14 November 2007 16:35

The Board of Directors approved quarterly results at 30 September 2007

Significant increase in revenue and profitability:

  • Value of production at • 18.32 million (up 20.05% from the third quarter of 2006)
  • Gross Operating Margin (EBITDA) at • 11.74 million (up 18.95% from the third quarter of 2006)
  • Operating Margin (EBIT) at • 11.51 million (up 21.67% from the third quarter of 2006)
  • Pre-tax result at • 7.89 million (up 9.58% from the third quarter of 2006)
  • Net profit at • 4.66 million (up 8.88% from the third quarter of 2006).

The Board of Directors of IGD S.p.A. – a Blue Chip company listed on the MIDEX segment of the Italian Stock Exchange, operating in the retail real estate sector – met today to examine figures for the third quarter of 2007, which confirmed a double-digit growth in terms both of turnover and profitability.

The third quarter of 2007 closed with a value of production of € 18.32 million, considerably up – 20.05% – compared to € 15.26 million of the third quarter of 2006. On the nine months of 2007 consolidated turnover registered a € 10.54 million increase compared to € 44.01 million in the first nine months of 2006.

The gross operating margin (EBITDA) was € 11.74 million, recording a strong 18.95% increase compared to 30 September 2006 (€ 9.87 million). EBITDA on the first nine months of 2007 equalled € 34.68 million, up € 6.51 million compared to € 28.17 million in the first nine months of 2006.

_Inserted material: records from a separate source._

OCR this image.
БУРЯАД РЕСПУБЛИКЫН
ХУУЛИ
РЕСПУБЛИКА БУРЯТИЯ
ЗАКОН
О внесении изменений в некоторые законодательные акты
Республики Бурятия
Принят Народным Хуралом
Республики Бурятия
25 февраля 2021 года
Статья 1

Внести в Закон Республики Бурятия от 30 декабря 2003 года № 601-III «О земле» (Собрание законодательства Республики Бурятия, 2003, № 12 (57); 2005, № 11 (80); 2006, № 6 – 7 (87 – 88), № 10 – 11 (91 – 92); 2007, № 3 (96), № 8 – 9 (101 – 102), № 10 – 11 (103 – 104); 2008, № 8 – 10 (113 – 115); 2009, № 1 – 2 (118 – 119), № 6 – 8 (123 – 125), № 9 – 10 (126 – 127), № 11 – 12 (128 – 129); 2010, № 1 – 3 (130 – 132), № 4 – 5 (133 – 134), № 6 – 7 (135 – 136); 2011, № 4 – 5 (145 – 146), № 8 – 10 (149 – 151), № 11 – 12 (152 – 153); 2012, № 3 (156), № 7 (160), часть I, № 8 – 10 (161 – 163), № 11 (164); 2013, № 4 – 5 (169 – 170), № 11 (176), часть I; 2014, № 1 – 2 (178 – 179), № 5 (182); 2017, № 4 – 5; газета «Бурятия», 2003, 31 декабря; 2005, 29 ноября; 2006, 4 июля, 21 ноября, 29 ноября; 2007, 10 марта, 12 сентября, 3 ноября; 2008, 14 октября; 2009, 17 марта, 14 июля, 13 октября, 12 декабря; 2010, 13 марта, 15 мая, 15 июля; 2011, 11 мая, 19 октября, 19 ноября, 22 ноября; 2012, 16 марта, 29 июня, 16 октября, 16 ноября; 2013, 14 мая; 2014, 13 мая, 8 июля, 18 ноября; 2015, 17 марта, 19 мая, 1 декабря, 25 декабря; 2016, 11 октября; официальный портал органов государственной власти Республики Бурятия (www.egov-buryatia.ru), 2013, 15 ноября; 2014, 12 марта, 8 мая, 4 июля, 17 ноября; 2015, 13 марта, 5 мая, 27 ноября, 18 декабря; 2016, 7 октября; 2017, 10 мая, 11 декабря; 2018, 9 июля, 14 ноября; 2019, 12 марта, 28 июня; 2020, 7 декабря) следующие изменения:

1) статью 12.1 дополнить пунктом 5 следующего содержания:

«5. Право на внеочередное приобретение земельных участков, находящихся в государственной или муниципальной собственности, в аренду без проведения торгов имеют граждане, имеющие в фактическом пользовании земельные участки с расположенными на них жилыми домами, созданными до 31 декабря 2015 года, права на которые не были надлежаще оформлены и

The operating margin (EBIT) was € 11.51 million, with considerable growth (+21.67%) over the € 9.46 million at 30 September 2006. In the nine months of 2007 EBIT equalled € 58.81 million compared to € 67.19 million in the first nine months of 2006.

Pre-tax profit reached € 7.89 million, up 9.58% compared to € 7.20 million in the same period of 2006. Net profit too was up 8.88% on the third quarter of 2006. In the nine months of 2007 net profit equalled € 28.70 million compared to € 37.10 million in the first nine months of 2006. Net financial position reached € 275.89 million compared to € 237.64 million at 30 June 2007.

We cannot help but be particularly satisfied with the excellent results – commented Filippo Carbonari, Managing Director of IGD – that we have achieved in terms of turnover and profitability, which confirm the effectiveness of the strategic decisions of the Group also beyond the stabilisation of market yields.”

The Board of Directors also gave a separate mandate to the Chairman and to the Managing Director to convene an Extraordinary Meeting in order amend the Company’s by-laws needed to be able to exercise the option of adhering to the new special “SIIQ” regime introduced with the 2007 Financial Act. The condition precedent of the meeting resolutions will, in any case, be the effective exercising of the option due to the uncertainty caused by the current regulatory framework, which is not yet defined.

The new SIIQ investment vehicle is a tool that the Group could use for the future reorganisation of the company.